Assault on Precinct 13 is presented in 2.35:1 anamorphic widescreen. This not a rehash of the previous disc’s presentation, as a brand new transfer has been struck from the original materials, in a hi-def digital film version, no less. The result is an image that defies the film’s age and low budget roots, one that looks simply excellent in almost all respects. Aside from a couple minor instances, the print is in stellar condition, so grain is almost never seen and debris is infrequent, so the visuals can shine through. The black levels seem more refined too, so detail is enhanced and the film’s images just open up more. And since many previous editions have been murky and overly dark, this brand new treatment is just what fans wanted. So now we have a cleaner, sharper presentation and of course, that is excellent news.
Audio: How does it sound?
An action movie might not sound like the kind of flick for a mono option, but the included soundtrack is more than solid. As you’d expect, some of the more explosive moments come off as a little confined, but overall, this is a good treatment. I didn’t hear much in terms of age related flaws, so hiss, distortion, and the like are minimal.

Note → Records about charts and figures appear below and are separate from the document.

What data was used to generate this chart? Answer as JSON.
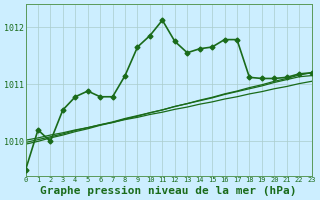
{
  "background_color": "#cceeff",
  "plot_bg_color": "#cceeff",
  "grid_color": "#aacccc",
  "line_color": "#1a6b1a",
  "xlabel": "Graphe pression niveau de la mer (hPa)",
  "xlabel_fontsize": 8,
  "xlim": [
    0,
    23
  ],
  "ylim": [
    1009.4,
    1012.4
  ],
  "yticks": [
    1010,
    1011,
    1012
  ],
  "xticks": [
    0,
    1,
    2,
    3,
    4,
    5,
    6,
    7,
    8,
    9,
    10,
    11,
    12,
    13,
    14,
    15,
    16,
    17,
    18,
    19,
    20,
    21,
    22,
    23
  ],
  "line_main_x": [
    0,
    1,
    2,
    3,
    4,
    5,
    6,
    7,
    8,
    9,
    10,
    11,
    12,
    13,
    14,
    15,
    16,
    17,
    18,
    19,
    20,
    21,
    22,
    23
  ],
  "line_main_y": [
    1009.5,
    1010.2,
    1010.0,
    1010.55,
    1010.78,
    1010.88,
    1010.78,
    1010.78,
    1011.15,
    1011.65,
    1011.85,
    1012.12,
    1011.75,
    1011.55,
    1011.62,
    1011.65,
    1011.78,
    1011.78,
    1011.12,
    1011.1,
    1011.1,
    1011.12,
    1011.18,
    1011.2
  ],
  "line_smooth1_x": [
    0,
    1,
    2,
    3,
    4,
    5,
    6,
    7,
    8,
    9,
    10,
    11,
    12,
    13,
    14,
    15,
    16,
    17,
    18,
    19,
    20,
    21,
    22,
    23
  ],
  "line_smooth1_y": [
    1009.95,
    1010.0,
    1010.06,
    1010.11,
    1010.17,
    1010.22,
    1010.28,
    1010.33,
    1010.39,
    1010.44,
    1010.5,
    1010.55,
    1010.61,
    1010.66,
    1010.72,
    1010.77,
    1010.83,
    1010.88,
    1010.94,
    1010.99,
    1011.05,
    1011.1,
    1011.16,
    1011.2
  ],
  "line_smooth2_x": [
    0,
    1,
    2,
    3,
    4,
    5,
    6,
    7,
    8,
    9,
    10,
    11,
    12,
    13,
    14,
    15,
    16,
    17,
    18,
    19,
    20,
    21,
    22,
    23
  ],
  "line_smooth2_y": [
    1009.98,
    1010.03,
    1010.08,
    1010.13,
    1010.19,
    1010.24,
    1010.29,
    1010.34,
    1010.4,
    1010.45,
    1010.5,
    1010.55,
    1010.61,
    1010.66,
    1010.71,
    1010.76,
    1010.82,
    1010.87,
    1010.92,
    1010.97,
    1011.03,
    1011.08,
    1011.13,
    1011.15
  ],
  "line_smooth3_x": [
    0,
    1,
    2,
    3,
    4,
    5,
    6,
    7,
    8,
    9,
    10,
    11,
    12,
    13,
    14,
    15,
    16,
    17,
    18,
    19,
    20,
    21,
    22,
    23
  ],
  "line_smooth3_y": [
    1010.02,
    1010.06,
    1010.11,
    1010.15,
    1010.2,
    1010.24,
    1010.29,
    1010.33,
    1010.38,
    1010.42,
    1010.47,
    1010.51,
    1010.56,
    1010.6,
    1010.65,
    1010.69,
    1010.74,
    1010.78,
    1010.83,
    1010.87,
    1010.92,
    1010.96,
    1011.01,
    1011.05
  ]
}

A few muffled sequences surface, but this was a low budget production, so some slack should be allowed. The dialogue is usually clean and easy to understand, while Carpenter’s very cool musical score is smooth and adds a lot to the experience, so I’m glad it sounds good here. Not much else to discuss here, as this is a limited, but effective audio presentation.
Supplements: What are the extras?
As veterans of audio commentaries should know, John Carpenter offers some of the best ones, especially his tracks with Kurt Russell. But while his session here is solid, it fails to be as insightful as his other tracks. He covers a lot of ground here, but seems rather reserved at times, even self critical. So the track is worthwhile for all the information, but don’t expect his usual level of commentary here. You can also listen to an isolated musical score, which is nice, or view an interview with Carpenter and star Austin Stoker. This disc also includes some radio spots, a selection of still photos, and the film’s theatrical trailer.